It's not array equality that's the issue here. Arrays with the same 
elements are '==' (but not '==='). If you manually test pushing the same 
array to a Set you'll see it works fine.

Jan, what happened is that your 'santa' function modifies and returns the 
same array that was passed in instead of creating a new one. So the only 
array that ever gets created is the first 'start = [0 0]' and it just gets 
continually modified, both in the santa function and in the set. Switching 
to a tuple works because you are forced to create a new tuple to change one 
of the elements.

On Tuesday, December 15, 2015 at 3:32:40 AM UTC-5, Tomas Lycken wrote:
>
> Probably because the arrays will not be equal even if their contents are 
> equal (this is true of most mutable types in Julia).
>
> If you try representing a position as a tuple `(0,0)` instead of as an 
> array `[0,0]`, you'll find that it works as expected.
>
> // T
>
> On Tuesday, December 15, 2015 at 8:28:36 AM UTC+1, Jan Strube wrote:
>>
>> That's not a problem at all. In fact that's the very reason why I'm using 
>> a Set in the first place.
>>
>> My question is: Why is the number of entries in the set different when I 
>> add Arrays vs. adding ASCIIStrings?
>>
>>
>> On Monday, December 14, 2015 at 10:57:57 PM UTC-8, [email protected] 
>> wrote:
>>>
>>> I think your problem is that Sets cannot contain duplicate entries, so 
>>> if Santa ever passes the same point twice it won't be added.
>>>
>>> Cheers
>>> Lex
>>>
>>> On Tuesday, December 15, 2015 at 4:23:19 PM UTC+10, Jan Strube wrote:
>>>>
>>>> I'm trying to learn a bit more Julia by solving the puzzles over on 
>>>> http://adventofcode.com
>>>> On day 3, the problem is to follow a number of directions and figure 
>>>> out how many new places you end up.
>>>> http://adventofcode.com/day/3
>>>>
>>>> I thought I can solve this simply by defining a set of [x y] positions, 
>>>> each time adding a new grid position to the set, so I'd end up with a Set{ 
>>>> Array{Int64,2}} of the right length.

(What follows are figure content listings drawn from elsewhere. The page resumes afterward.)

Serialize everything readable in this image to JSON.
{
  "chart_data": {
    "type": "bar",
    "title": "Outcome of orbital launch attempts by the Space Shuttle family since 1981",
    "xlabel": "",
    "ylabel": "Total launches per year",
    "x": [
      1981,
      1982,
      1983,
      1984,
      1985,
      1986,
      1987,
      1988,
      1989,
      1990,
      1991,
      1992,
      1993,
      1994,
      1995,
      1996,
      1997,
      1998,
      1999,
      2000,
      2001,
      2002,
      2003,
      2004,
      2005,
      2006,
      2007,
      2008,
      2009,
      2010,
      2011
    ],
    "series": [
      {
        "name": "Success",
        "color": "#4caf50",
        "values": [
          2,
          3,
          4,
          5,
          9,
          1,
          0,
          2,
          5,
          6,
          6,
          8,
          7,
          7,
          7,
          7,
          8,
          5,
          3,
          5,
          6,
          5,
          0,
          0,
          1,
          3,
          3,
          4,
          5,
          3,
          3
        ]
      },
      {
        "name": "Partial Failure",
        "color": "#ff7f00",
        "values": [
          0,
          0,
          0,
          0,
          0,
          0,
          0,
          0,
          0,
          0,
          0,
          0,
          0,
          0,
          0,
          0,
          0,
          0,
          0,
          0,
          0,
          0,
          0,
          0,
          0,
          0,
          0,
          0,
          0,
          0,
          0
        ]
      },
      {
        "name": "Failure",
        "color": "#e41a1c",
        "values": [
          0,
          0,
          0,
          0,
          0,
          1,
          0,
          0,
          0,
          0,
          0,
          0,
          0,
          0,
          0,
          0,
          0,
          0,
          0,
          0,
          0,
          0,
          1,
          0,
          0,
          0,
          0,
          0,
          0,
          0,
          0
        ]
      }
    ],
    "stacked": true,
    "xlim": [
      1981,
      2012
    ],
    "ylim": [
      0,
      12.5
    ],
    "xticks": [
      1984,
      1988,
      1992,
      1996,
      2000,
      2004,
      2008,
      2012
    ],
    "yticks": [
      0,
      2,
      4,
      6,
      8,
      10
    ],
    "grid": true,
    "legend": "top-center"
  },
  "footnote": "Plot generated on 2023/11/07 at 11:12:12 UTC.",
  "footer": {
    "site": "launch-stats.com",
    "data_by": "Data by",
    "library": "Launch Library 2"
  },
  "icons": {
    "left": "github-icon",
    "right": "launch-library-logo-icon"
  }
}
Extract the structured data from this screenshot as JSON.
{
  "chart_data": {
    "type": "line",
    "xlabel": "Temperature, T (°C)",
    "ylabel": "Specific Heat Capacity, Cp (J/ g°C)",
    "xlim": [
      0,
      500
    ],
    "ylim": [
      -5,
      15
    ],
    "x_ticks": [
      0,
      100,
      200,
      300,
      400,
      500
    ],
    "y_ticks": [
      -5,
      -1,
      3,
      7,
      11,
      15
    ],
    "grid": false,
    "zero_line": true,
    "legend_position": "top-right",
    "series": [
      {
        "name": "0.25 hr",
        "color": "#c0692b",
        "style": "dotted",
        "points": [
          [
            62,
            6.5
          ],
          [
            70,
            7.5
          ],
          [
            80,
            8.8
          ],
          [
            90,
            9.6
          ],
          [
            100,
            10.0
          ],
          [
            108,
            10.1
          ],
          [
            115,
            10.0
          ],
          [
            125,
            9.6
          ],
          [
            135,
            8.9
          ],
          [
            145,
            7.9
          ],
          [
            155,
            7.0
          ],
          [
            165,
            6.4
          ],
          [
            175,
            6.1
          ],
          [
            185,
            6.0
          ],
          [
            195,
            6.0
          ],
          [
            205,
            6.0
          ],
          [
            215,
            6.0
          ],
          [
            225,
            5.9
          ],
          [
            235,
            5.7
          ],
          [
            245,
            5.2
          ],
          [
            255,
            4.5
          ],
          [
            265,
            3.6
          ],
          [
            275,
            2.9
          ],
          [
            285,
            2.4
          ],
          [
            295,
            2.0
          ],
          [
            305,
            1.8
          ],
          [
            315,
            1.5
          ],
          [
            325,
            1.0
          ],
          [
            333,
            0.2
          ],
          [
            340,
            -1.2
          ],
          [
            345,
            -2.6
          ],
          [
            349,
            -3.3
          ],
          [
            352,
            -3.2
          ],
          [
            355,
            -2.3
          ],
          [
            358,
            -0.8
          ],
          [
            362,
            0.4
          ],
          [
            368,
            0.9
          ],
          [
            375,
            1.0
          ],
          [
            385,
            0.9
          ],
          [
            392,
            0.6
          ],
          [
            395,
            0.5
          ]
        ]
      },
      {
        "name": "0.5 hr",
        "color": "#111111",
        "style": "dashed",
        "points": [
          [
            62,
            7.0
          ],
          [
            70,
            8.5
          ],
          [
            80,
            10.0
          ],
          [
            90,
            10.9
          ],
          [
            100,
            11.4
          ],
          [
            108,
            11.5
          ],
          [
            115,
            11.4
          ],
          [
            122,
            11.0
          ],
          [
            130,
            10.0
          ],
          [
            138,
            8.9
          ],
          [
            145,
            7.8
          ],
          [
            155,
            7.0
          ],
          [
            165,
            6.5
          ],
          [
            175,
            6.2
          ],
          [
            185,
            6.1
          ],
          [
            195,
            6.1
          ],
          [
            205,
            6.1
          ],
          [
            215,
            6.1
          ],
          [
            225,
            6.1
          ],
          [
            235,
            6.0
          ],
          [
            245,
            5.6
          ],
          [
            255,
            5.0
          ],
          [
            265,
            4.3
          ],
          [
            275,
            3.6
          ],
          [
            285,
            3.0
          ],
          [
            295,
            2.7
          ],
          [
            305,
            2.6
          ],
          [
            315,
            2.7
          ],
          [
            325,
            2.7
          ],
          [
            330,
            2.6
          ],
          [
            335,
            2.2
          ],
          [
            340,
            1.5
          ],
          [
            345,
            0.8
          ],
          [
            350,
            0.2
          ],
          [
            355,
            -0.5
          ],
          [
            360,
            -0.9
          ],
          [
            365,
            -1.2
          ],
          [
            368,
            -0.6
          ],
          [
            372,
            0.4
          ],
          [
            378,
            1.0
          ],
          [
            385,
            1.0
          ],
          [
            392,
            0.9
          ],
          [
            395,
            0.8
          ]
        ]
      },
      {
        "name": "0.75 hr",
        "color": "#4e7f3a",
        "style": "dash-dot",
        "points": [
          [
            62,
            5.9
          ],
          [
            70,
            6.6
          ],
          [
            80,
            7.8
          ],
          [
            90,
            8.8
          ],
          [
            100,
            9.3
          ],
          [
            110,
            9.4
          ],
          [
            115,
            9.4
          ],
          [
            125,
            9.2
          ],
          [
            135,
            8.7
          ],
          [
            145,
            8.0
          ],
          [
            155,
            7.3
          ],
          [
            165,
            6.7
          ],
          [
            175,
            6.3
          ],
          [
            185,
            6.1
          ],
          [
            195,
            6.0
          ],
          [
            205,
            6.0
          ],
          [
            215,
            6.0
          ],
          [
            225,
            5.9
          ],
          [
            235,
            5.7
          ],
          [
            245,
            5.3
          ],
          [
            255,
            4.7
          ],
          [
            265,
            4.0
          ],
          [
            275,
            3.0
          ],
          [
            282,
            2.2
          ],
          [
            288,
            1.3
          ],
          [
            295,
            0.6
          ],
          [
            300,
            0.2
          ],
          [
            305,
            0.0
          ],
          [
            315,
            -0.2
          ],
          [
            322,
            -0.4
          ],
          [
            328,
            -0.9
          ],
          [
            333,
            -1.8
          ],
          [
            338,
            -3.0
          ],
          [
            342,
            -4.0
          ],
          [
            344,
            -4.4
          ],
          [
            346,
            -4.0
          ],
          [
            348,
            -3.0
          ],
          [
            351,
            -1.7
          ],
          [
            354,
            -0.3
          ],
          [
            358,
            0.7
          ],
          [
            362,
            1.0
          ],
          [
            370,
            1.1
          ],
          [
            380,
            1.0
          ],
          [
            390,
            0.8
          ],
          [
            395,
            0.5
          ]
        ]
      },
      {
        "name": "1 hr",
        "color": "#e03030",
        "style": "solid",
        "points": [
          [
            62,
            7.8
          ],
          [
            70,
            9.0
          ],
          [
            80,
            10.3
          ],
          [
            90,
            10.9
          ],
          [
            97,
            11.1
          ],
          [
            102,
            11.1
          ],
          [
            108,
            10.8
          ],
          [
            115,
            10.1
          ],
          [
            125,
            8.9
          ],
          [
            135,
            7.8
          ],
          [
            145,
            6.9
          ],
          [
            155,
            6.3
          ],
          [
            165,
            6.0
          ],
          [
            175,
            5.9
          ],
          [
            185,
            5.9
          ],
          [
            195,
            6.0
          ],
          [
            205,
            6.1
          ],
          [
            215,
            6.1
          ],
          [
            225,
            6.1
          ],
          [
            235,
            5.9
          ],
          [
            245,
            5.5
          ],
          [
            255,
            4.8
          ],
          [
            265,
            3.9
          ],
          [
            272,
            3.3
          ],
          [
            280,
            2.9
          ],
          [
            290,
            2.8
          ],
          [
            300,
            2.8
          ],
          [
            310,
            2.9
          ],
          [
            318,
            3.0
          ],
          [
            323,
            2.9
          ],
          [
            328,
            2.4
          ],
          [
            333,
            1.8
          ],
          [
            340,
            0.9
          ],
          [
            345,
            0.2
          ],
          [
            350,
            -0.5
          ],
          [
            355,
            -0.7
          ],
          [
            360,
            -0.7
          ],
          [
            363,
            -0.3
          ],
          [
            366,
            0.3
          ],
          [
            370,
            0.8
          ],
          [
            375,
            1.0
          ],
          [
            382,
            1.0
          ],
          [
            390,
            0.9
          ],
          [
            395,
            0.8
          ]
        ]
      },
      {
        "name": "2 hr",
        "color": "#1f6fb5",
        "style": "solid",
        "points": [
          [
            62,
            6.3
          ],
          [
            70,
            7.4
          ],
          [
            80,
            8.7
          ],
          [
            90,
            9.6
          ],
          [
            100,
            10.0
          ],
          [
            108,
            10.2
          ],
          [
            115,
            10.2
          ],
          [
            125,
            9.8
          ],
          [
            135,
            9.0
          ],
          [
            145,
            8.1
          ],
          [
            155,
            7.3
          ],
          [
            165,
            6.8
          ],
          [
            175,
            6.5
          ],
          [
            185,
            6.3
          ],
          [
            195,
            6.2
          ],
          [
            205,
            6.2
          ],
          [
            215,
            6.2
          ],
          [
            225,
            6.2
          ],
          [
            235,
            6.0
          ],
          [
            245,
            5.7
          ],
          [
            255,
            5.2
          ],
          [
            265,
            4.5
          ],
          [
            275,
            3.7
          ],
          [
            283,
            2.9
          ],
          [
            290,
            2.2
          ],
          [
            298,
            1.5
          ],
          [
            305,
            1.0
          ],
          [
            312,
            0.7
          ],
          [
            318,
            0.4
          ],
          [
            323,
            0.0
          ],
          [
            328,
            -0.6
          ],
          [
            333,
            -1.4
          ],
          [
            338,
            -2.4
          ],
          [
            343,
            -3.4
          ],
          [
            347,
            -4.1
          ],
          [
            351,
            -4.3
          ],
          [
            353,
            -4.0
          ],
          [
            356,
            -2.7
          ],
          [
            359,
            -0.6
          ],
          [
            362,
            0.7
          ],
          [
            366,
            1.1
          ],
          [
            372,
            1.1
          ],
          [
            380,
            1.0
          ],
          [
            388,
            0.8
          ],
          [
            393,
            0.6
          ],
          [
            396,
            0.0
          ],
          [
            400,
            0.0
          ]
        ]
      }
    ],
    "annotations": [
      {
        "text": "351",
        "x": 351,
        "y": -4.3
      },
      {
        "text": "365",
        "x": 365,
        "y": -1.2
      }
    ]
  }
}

>>>> However, this doesn't work as expected. I get the wrong number (it's 
>>>> too low).
>>>>
>>>> Wrapping each grid position into a string() call, however, gives me the 
>>>> right answer. 
>>>> The explanation is a bit convoluted. To avoid spoilers I've put the 
>>>> code up at https://gist.github.com/jstrube/3d54e15f7d051b72032b
>>>>
>>>> I don't quite understand this. Is this expected?